- Developer: The Learning Company
- Publisher: The Learning Company
- Platforms: MS-DOS, Windows, Classic Mac OS
- Release: 1992:MS-DOS 1994: Windows 3.x, Mac 1996–1997: Windows, Mac
- Genres: Educational, adventure
- Mode: Single-player

= Treasure MathStorm! =

1992 video game

Treasure MathStorm! is an educational video game to teach children ages five to nine mathematical problem solving. This sequel to Treasure Mountain! is the sixth installment of The Learning Company's Super Seekers games and the second in its "Treasure" series.

The objective of Treasure MathStorm! is to return all of the treasures hidden across the mountain to the treasure chest in the castle at the top of the mountain. Although it runs smoother and has better graphics, basic gameplay is very similar to that of its predecessor. In 1994, an enhanced and more Windows-friendly version was released on CD-ROM.

==Gameplay==
The game takes place in a magical realm called Treasure Mountain. As the game opens, the Master of Mischief, the common antagonist to the Super Seekers games, uses a weather machine to freeze the mountain in snow and ice and scatters the castle's treasures all over the mountain. The player takes on the role of the Super Seeker, whose job is to find the scattered treasures and return them to the castle's treasure chest in order to thaw out the mountain.

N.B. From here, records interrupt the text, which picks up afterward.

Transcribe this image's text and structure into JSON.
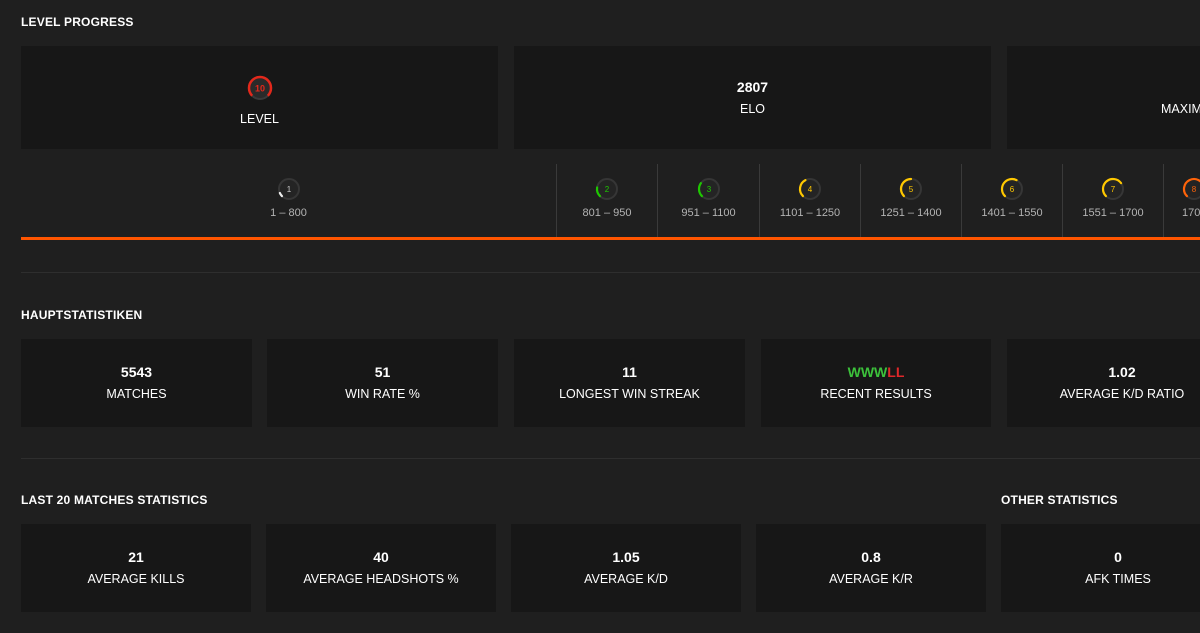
{
  "level_progress": {
    "title": "LEVEL PROGRESS",
    "current_level": {
      "value": "10",
      "label": "LEVEL",
      "color": "#e3281b"
    },
    "elo": {
      "value": "2807",
      "label": "ELO"
    },
    "max": {
      "label": "MAXIM"
    },
    "levels": [
      {
        "level": "1",
        "range": "1 – 800",
        "color": "#eeeeee",
        "fill": 0.08
      },
      {
        "level": "2",
        "range": "801 – 950",
        "color": "#1ec800",
        "fill": 0.2
      },
      {
        "level": "3",
        "range": "951 – 1100",
        "color": "#1ec800",
        "fill": 0.3
      },
      {
        "level": "4",
        "range": "1101 – 1250",
        "color": "#ffc800",
        "fill": 0.4
      },
      {
        "level": "5",
        "range": "1251 – 1400",
        "color": "#ffc800",
        "fill": 0.5
      },
      {
        "level": "6",
        "range": "1401 – 1550",
        "color": "#ffc800",
        "fill": 0.6
      },
      {
        "level": "7",
        "range": "1551 – 1700",
        "color": "#ffc800",
        "fill": 0.7
      },
      {
        "level": "8",
        "range": "170",
        "color": "#ff6309",
        "fill": 0.8
      }
    ],
    "bar_color": "#ff5500"
  },
  "main_stats": {
    "title": "HAUPTSTATISTIKEN",
    "matches": {
      "value": "5543",
      "label": "MATCHES"
    },
    "win_rate": {
      "value": "51",
      "label": "WIN RATE %"
    },
    "longest_streak": {
      "value": "11",
      "label": "LONGEST WIN STREAK"
    },
    "recent": {
      "wins": "WWW",
      "losses": "LL",
      "label": "RECENT RESULTS",
      "win_color": "#3cc13b",
      "loss_color": "#e0272a"
    },
    "kd": {
      "value": "1.02",
      "label": "AVERAGE K/D RATIO"
    }
  },
  "last20": {
    "title": "LAST 20 MATCHES STATISTICS",
    "kills": {
      "value": "21",
      "label": "AVERAGE KILLS"
    },
    "headshots": {
      "value": "40",
      "label": "AVERAGE HEADSHOTS %"
    },
    "kd": {
      "value": "1.05",
      "label": "AVERAGE K/D"
    },
    "kr": {
      "value": "0.8",
      "label": "AVERAGE K/R"
    }
  },
  "other": {
    "title": "OTHER STATISTICS",
    "afk": {
      "value": "0",
      "label": "AFK TIMES"
    }
  }
}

The mountain itself consists of three levels. The player cannot climb higher until he has gathered the supplies, like ice axes, ladders, or catapult parts, useful for scaling the mountain. To obtain these items, the players must help out the local inhabitants complete math-related tasks such as adjusting clocks to a given time, balancing scales, and counting crystals.

In order to find treasures, the player must place a specific amount of snowballs at a certain location. To find out how many snowballs are needed, the player must catch an elf carrying a scroll. If he answers the riddle correctly, he will be told how to find treasures on that particular level.

Once the player reaches the top of the castle on the highest level of the mountain, he deposits all treasures found into the castle's treasure chest and is given a prize as a reward for completing the three stages. This prize is kept on display in the player's clubhouse, showing how many times he has ascended the mountain. These prizes are usually children's toys, such as flutes or toy trains. From this point, the player may exit the clubhouse and start again from the bottom of the mountain. At higher ranks, the game becomes more difficult, as there will be more treasures to find, harder riddles to answer, and snowbullies that steal money.

==Development==
===Treasure series===
Treasure MathStorm! is the second of four games in The Learning Company's "Treasure" series along with Treasure Mountain!, Treasure Cove!, and Treasure Galaxy!. The "Treasure" series is a subgroup of the company's Super Solvers series. All the games in this series are math and reading comprehension oriented educational adventure games aimed at younger children. Games in the treasure series all have the same three stage gameplay format where a special object, whose location can be deduced by answering educational riddles, is needed to reach the next stage.

===Music===
Treasure MathStorm implements a number of classical pieces, most notably, Johann Sebastian Bach's Invention No. 8.

==Reception==
Treasure MathStorm! was reviewed in the Oppenheim Toy Portfolio Guide Book where it was praised for its "richly illustrated full-color programs that feature sound-card support". The authors claimed that "it works!" and that it was "highly recommended for 6–8 [year old children]".